I grew up in the South and knew very few Jews in the region. Playwright (Driving Miss Daisy) Alfred Uhry, on the other hand, knew them first hand and, luckily for us, tells their stories in touching and comic ways. Seeing it is an enlightening and heartwarming experience.

The play opens in an old-fashioned, gently theatrical way. It is Christmas in Atlanta, the season of the very year Gone With the Wind opened at Loew's Grand on Peachtree Street. I lived in Atlanta in the 1960s and know very well the devotion that city has had to that book and movie over the years. It is the perfect moment in time for a play about Atlanta's Jewish population, working hard to assimilate just as Hitler is gathering forces to annihilate their relatives in Europe. Lala Levy, charmingly portrayed by Anneli Curnock, is decorating a Christmas tree, as her mother explains that Christmas is a time for decorations and has nothing to do with the birth of any messiah. Lala is a piece of work--defensive, angry, and more than a little bit eccentric. Her mother is concerned that she'll never find a husband, and that a husband with good Jewish bloodlines is her only hope.

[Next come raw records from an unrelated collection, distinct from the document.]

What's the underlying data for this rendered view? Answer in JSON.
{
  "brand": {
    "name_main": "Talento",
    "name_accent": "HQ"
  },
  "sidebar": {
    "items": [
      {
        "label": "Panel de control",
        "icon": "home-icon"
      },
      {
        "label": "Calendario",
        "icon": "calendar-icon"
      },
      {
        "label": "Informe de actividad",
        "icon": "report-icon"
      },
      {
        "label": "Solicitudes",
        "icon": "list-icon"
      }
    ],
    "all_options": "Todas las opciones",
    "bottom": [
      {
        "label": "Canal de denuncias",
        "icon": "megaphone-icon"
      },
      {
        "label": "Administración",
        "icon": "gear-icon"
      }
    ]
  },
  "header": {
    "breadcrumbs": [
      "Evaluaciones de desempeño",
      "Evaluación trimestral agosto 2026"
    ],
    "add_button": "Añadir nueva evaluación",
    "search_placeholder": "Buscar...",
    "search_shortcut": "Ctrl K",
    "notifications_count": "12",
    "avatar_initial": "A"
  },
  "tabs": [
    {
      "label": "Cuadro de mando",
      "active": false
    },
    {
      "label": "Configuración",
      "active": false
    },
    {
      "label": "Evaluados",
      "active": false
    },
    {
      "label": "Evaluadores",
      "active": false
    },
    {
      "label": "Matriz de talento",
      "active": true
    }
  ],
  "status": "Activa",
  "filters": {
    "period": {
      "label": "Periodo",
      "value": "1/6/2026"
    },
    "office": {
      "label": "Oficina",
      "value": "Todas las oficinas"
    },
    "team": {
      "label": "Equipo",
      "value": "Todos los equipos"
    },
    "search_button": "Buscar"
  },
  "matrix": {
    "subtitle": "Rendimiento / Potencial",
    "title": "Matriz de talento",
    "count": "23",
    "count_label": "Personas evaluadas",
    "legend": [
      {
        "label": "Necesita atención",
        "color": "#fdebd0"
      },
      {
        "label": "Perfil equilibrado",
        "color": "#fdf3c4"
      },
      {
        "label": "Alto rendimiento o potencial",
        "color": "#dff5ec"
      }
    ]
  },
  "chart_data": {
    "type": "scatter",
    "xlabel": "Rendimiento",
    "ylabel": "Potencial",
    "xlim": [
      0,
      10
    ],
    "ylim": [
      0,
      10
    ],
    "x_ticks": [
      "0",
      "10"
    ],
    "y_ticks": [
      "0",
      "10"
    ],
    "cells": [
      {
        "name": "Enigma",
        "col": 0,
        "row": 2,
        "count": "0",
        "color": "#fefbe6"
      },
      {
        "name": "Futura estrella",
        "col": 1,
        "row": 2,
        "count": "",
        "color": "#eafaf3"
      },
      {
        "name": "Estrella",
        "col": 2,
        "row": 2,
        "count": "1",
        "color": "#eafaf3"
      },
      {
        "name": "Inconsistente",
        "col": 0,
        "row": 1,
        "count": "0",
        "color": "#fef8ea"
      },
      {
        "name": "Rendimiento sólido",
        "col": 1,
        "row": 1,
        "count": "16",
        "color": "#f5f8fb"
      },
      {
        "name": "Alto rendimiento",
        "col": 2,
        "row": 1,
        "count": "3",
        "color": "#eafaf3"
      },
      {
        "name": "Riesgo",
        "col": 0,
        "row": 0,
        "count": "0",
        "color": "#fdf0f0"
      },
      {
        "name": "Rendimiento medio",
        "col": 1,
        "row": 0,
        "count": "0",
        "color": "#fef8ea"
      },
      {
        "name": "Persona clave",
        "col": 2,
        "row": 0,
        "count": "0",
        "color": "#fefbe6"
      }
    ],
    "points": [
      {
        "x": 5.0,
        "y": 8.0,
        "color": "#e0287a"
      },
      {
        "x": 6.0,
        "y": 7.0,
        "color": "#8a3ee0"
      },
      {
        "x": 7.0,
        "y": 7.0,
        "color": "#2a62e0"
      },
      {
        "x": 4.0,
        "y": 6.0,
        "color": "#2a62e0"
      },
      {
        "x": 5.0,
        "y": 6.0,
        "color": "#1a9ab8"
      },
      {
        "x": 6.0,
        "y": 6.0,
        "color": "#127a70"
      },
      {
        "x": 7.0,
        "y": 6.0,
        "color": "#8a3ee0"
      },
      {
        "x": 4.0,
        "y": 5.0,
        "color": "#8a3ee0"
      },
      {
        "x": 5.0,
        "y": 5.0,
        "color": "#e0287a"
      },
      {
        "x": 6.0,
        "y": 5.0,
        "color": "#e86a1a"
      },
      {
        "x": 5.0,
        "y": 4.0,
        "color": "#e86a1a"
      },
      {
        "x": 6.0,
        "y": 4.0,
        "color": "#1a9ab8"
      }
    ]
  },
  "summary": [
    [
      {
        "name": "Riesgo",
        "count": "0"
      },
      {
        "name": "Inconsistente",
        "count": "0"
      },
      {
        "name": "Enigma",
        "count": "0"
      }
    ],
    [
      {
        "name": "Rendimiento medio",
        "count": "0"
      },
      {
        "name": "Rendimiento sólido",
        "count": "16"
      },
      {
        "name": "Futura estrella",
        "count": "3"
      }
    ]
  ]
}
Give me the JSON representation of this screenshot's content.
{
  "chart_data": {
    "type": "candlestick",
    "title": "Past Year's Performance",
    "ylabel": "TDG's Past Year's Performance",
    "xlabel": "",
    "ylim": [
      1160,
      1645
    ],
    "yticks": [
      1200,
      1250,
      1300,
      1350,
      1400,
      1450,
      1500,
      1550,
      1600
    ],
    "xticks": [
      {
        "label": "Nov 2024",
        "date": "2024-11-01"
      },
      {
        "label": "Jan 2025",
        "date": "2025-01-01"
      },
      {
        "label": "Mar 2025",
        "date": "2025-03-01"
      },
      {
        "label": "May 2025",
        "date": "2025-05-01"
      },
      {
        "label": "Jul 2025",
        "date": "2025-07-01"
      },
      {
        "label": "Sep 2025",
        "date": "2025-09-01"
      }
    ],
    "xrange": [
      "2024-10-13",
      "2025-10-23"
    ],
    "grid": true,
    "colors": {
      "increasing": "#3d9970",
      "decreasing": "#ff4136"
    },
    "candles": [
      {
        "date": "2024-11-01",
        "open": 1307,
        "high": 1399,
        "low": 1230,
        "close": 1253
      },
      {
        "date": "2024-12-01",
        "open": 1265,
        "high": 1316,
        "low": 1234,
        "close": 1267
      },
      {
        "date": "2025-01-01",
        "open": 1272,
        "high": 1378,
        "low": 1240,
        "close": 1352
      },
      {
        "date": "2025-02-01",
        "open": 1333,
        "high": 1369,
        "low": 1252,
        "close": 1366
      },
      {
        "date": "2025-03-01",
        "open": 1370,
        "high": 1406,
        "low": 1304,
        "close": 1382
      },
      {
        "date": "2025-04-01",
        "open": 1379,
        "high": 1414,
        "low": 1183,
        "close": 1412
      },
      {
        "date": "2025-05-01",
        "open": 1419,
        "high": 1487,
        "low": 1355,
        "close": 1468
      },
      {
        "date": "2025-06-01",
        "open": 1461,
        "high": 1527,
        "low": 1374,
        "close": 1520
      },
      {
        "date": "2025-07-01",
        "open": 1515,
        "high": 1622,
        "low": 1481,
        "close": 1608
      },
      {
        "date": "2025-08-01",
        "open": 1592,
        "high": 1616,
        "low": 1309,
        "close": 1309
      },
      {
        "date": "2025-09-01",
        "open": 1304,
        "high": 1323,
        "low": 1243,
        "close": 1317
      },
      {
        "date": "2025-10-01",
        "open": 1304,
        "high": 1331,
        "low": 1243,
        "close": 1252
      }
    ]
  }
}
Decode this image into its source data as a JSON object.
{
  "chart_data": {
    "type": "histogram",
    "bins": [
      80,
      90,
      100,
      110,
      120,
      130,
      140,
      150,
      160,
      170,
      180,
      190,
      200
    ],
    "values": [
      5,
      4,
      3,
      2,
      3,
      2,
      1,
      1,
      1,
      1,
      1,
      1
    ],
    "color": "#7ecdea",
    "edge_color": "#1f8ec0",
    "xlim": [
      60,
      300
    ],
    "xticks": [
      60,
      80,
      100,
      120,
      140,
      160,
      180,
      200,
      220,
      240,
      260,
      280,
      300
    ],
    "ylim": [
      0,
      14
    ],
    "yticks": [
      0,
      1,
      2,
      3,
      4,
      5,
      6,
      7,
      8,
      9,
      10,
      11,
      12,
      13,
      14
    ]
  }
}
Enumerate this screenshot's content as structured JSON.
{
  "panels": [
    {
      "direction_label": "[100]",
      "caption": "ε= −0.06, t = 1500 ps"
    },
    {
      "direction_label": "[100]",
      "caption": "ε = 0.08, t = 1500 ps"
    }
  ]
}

The action moves slowly, just like an old-fashioned, gently theatrical play should. One by one we meet the family--Uncle Adolph, the family patriarch, his other niece Sunny, who doesn't look Jewish; her pleasantly dim mother (played winningly by Hudson favorite Florence Pape) and the young men who come to call. By the end of the first act we have real drama, as we have learned the conflicts that hold this little family unit together and pull them apart at the same time. The two cousins have a very moving confrontation which spells out one of the basic themes of play--a kind of sibling rivalry and family feud that lies just under the surface.

The main theme, however, is heightened by the entrance into this world of a young Jewish man from Brooklyn who comes to work for Uncle Adolph. He is immediately turned off by the pushy Lala, and falls for Sunny, who is intrigued by his exotic Jewishness. It is through him that we contrast the ways Jews lived in the South at that time, setting up social strata similar to that which they saw all around them in the WASP world, and the European Jews of New York, who were so proud of the Jewishness of celebrities who for the most part were in the closet, so to speak.

What's the ballyhoo? Apparently there is a big event, "The Ballyhoo," sort of a coming-out party for eligible young Jews all over the South, who come to Atlanta every year to meet each other. I never heard of it, but that doesn't mean it doesn't exist. It is the logical place for these characters to get together.

As usual for the Hudson Theatre Ensemble, a phantom director has assembled a first rate cast and guided them to a production that is interesting as well as entertaining. Mark Bogdanos is outstanding--funny and lovable, but totally convincing as the head of the family company. I even believed him when he snoozed. D.A. Gravel is touching as the frustrated and sometimes obnoxious sister, left to live her life through her very unsatisfying daughter. Lauren Hayden is talented as well as beautiful. We root for her and her young man as soon as we see them together for the first time. Steve Yates plays the visitor from a different world with vitality and appeal, and Ross Weinberg makes us like a schmoe who thinks he's smart--and leaves us with the one unforgettable line of the evening.

The matinee performance tomorrow at 3 is sold out, but who knows? There might be standing room. Otherwise, don't miss this one--at the Hudson School Performance Space at Park and 6th, 8 P.M. tonight and next weekend.